The SOHR said that more than 60 soldiers had been killed in clashes with the FSA fighters in the last 48 hours, but there was no independent confirmation of the claim.

UN condemnation

UN Secretary-General Ban Ki-moon said on Thursday he was alarmed by the intensifying violence in Syria, saying he “strongly condemns” the bombing in Damascus.

Ban “is also gravely concerned about reports of the continued use of heavy weapons by the Syrian security forces, including in the Damascus area, against civilians, despite repeated government assurances that such weapons would be withdrawn,” the United Nations said in an emailed statement.

The UN leader, who is on a three-day visit to China, urged members of the Security Council to take collective and effective action in view of the escalating situation in Syria.

“Time is of the essence,” Ban said. “The Syrian people have suffered for too long. The bloodshed must end now.”

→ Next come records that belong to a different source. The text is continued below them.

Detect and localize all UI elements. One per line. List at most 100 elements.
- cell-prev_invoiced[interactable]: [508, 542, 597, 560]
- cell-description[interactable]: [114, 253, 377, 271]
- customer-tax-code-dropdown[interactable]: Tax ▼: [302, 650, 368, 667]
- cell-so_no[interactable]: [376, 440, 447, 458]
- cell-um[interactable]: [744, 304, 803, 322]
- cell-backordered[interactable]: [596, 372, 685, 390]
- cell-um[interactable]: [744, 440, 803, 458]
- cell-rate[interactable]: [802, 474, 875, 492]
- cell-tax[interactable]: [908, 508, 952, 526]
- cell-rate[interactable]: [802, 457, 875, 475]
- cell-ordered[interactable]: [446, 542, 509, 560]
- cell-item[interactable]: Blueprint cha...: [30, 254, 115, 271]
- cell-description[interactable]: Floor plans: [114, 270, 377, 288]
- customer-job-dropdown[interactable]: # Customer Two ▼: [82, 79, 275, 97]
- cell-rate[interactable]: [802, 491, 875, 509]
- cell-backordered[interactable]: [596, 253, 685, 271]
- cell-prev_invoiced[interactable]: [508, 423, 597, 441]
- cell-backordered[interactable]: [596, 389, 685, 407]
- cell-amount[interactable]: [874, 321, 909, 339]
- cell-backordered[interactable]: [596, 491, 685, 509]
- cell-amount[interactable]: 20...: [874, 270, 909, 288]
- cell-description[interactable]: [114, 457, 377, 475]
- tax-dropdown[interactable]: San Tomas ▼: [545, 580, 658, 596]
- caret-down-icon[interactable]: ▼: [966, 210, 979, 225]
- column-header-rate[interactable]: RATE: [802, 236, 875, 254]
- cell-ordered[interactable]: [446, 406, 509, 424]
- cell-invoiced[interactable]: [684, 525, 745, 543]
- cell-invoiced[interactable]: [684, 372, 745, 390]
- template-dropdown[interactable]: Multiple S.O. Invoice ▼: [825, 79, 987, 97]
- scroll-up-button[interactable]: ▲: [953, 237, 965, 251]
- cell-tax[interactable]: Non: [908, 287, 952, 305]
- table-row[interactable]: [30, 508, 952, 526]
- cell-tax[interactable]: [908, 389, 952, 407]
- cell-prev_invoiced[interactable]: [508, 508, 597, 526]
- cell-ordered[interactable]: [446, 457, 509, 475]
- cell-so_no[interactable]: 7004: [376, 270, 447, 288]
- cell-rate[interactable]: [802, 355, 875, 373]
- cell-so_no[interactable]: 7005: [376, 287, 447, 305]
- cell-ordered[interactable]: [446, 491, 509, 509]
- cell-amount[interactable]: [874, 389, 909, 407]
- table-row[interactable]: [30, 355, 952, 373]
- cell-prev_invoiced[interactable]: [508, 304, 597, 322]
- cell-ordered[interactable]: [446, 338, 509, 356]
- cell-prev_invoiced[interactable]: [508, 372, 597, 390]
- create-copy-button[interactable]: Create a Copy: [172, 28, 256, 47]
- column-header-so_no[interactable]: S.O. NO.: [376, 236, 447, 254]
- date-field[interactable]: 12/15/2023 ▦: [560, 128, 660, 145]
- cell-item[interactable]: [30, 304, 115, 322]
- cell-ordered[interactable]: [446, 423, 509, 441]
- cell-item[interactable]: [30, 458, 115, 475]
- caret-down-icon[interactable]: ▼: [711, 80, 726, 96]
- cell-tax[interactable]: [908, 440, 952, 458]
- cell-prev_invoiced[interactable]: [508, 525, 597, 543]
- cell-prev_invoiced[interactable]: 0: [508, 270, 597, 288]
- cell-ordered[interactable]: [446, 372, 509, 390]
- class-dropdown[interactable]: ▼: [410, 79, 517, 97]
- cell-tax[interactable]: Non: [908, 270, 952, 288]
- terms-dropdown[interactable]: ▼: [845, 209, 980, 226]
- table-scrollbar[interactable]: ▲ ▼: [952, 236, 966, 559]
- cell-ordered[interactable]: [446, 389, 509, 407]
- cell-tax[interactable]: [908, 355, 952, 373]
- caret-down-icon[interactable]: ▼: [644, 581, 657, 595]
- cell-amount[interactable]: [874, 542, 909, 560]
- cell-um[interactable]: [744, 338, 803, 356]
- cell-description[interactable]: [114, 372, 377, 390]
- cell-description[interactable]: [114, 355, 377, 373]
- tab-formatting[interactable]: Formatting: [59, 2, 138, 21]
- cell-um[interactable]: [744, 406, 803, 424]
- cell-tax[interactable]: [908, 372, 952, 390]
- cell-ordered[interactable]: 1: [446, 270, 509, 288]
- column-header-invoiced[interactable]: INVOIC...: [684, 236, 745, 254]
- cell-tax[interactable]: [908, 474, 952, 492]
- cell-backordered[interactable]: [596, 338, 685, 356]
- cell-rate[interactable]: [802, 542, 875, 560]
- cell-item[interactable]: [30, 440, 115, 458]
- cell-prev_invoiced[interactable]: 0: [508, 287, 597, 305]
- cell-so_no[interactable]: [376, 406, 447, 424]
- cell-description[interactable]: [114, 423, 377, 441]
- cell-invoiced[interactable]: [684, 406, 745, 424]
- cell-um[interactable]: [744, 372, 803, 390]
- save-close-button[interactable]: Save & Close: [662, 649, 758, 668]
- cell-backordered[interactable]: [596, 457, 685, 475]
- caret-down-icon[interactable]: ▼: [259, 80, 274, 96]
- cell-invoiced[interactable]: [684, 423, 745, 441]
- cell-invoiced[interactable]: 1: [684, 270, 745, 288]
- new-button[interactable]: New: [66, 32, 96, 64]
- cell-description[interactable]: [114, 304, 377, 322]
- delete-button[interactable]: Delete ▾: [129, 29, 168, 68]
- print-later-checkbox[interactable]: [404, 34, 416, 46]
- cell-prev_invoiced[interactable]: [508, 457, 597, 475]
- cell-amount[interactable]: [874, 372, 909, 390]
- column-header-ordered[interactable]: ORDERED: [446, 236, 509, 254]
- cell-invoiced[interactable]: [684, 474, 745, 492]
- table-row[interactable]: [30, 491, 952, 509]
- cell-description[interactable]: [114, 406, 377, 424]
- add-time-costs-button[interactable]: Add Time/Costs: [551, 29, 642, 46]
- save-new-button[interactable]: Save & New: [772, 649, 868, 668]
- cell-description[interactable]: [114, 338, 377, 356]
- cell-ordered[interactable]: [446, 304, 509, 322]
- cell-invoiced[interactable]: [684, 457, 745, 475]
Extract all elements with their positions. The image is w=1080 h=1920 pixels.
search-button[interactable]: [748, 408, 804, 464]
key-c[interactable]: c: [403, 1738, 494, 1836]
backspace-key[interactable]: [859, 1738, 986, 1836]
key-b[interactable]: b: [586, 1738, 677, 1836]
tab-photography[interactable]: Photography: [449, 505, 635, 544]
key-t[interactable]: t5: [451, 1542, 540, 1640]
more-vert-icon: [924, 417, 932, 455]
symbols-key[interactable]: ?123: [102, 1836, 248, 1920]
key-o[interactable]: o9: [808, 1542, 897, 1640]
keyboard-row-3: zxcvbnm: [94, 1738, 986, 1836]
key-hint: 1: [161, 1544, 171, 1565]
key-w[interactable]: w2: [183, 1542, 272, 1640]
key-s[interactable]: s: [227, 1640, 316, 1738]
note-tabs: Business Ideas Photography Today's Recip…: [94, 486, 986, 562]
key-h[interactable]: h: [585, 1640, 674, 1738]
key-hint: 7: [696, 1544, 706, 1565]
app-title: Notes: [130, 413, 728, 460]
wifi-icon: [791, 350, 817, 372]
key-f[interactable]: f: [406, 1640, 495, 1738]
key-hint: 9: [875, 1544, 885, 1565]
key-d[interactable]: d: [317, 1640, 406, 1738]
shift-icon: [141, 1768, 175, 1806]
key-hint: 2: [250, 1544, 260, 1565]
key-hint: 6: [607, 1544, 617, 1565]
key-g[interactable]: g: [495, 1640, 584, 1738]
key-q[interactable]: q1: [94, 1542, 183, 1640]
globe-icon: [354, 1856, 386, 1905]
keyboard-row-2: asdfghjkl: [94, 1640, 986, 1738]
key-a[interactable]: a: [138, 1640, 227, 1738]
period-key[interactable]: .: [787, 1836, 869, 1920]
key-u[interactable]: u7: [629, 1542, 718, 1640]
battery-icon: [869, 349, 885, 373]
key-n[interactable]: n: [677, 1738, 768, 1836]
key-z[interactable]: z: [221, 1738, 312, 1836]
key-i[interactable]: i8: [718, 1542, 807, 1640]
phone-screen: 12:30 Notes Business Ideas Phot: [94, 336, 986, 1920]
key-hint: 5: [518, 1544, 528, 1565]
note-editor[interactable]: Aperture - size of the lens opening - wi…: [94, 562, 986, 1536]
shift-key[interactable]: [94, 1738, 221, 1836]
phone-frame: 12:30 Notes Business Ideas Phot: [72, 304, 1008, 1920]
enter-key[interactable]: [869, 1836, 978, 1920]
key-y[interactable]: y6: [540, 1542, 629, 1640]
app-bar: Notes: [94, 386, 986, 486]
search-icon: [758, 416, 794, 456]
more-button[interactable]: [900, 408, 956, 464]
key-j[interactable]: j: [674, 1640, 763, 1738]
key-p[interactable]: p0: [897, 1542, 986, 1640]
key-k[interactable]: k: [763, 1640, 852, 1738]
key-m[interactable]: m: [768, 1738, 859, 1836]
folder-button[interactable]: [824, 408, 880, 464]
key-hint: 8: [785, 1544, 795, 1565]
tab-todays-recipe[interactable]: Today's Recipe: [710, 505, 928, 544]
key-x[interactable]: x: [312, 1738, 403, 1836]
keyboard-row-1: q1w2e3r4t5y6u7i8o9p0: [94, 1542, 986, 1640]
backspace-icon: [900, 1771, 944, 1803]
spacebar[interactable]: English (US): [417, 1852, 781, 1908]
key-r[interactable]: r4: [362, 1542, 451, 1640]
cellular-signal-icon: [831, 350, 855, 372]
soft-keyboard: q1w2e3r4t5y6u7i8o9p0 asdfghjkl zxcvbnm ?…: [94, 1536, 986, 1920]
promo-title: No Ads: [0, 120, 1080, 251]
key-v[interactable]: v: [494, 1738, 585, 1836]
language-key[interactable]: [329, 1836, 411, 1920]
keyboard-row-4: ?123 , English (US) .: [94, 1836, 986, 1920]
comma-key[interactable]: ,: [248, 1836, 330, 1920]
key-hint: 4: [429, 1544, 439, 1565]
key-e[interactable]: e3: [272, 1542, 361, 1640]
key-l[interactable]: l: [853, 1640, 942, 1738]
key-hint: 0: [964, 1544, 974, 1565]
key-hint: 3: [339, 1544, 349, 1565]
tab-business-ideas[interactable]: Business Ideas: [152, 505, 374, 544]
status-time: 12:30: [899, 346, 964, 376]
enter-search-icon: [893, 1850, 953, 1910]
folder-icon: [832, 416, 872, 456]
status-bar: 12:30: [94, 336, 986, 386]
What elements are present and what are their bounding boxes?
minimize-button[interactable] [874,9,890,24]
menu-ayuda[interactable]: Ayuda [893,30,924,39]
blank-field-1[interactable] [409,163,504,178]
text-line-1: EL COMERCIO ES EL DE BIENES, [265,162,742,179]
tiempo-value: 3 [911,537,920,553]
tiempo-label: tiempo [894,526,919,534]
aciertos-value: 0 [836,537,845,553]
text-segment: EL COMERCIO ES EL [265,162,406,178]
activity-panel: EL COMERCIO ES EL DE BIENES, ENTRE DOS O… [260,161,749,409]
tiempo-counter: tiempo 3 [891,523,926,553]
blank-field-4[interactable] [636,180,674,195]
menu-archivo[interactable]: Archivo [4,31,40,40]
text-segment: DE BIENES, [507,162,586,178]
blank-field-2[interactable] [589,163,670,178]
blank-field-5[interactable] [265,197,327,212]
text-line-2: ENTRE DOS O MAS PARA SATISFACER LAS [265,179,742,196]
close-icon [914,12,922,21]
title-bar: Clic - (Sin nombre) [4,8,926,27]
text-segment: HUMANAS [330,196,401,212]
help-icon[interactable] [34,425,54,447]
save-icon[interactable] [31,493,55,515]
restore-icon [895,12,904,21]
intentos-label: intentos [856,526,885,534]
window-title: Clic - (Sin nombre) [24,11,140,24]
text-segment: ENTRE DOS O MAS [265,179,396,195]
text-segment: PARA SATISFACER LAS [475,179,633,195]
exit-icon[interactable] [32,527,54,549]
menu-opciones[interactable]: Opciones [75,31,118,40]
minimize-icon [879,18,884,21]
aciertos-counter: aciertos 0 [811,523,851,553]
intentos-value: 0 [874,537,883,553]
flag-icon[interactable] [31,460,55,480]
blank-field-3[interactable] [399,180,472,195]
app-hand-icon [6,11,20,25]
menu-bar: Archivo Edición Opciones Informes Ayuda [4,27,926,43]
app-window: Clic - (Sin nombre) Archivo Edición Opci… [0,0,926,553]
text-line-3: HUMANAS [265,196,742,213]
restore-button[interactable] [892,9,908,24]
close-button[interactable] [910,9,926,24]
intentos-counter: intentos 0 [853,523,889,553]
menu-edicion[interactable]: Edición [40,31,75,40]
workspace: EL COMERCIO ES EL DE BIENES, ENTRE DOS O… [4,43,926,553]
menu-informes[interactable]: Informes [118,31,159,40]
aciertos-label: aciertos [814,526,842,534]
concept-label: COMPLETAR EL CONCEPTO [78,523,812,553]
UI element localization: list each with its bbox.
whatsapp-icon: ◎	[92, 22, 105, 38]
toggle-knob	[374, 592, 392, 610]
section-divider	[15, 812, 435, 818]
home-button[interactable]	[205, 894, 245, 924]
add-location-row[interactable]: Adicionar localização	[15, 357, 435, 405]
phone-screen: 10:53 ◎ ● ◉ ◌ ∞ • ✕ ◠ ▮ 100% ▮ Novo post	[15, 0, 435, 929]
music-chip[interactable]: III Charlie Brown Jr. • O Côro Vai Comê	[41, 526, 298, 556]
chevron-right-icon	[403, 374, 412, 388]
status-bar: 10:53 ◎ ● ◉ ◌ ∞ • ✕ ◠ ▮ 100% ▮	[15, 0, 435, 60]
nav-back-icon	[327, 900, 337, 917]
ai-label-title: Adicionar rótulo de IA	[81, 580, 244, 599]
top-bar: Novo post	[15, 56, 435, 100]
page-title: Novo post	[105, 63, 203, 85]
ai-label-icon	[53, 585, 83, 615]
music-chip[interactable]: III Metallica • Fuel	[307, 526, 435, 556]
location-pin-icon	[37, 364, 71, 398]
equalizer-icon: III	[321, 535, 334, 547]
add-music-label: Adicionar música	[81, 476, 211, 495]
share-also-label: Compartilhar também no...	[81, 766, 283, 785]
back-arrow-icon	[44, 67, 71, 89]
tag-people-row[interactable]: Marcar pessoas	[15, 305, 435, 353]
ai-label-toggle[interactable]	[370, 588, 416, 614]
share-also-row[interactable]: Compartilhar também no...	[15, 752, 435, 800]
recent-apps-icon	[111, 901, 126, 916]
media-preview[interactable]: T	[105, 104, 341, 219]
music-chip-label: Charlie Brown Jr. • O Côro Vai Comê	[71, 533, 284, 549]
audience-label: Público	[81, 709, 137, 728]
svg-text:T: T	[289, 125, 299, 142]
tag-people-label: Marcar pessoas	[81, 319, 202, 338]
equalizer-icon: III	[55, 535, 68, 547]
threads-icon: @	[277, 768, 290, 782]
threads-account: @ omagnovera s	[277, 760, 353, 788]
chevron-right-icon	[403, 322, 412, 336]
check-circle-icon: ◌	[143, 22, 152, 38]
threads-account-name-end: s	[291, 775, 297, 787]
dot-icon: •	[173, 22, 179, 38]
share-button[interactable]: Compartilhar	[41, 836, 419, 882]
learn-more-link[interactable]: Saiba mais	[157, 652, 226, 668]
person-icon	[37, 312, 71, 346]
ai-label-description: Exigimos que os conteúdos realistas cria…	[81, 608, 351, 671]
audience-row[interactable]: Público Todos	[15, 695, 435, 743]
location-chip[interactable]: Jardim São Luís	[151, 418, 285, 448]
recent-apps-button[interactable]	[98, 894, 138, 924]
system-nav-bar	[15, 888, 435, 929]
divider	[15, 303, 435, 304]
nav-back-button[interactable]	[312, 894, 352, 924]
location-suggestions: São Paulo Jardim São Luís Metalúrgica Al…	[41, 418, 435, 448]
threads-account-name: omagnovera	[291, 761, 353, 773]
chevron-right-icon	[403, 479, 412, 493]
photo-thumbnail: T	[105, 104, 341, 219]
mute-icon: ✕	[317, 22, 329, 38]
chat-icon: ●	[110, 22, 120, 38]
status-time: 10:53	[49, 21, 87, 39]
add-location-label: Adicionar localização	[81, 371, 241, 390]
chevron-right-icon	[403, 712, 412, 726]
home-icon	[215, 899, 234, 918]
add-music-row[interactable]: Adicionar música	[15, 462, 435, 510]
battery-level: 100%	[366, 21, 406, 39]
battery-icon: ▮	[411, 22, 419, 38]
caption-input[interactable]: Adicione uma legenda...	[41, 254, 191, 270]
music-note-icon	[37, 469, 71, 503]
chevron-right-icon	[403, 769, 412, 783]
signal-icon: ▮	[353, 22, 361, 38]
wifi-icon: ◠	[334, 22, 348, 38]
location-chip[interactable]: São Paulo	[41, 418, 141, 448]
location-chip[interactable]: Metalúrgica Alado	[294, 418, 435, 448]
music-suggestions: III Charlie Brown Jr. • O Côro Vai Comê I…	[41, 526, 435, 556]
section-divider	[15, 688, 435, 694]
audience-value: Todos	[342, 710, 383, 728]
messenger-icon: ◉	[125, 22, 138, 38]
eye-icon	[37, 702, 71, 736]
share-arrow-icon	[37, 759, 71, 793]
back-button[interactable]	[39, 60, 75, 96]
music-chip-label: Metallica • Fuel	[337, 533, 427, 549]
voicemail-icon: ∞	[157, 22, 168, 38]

The Security Council scheduled a vote for Thursday morning on a new Syria resolution after a last-minute delay on Wednesday failed to get key Western nations and Russia to agree on measures to end the dramatically escalating violence – but both sides remain deeply divided.

Britain’s UN Ambassador Mark Lyall Grant said his country’s Western-backed text would be put to a vote at 10am local time in New York (1400 GMT).

The document threatens non-military sanctions against President Bashar Assad’s government if he doesn’t withdraw troops and heavy weapons from populated areas within 10 days and is tied to Chapter 7 of the UN Charter, which could eventually allow the use of force to end the conflict.

Russia, which is a close Syrian ally, has said it will veto any Chapter 7 resolution.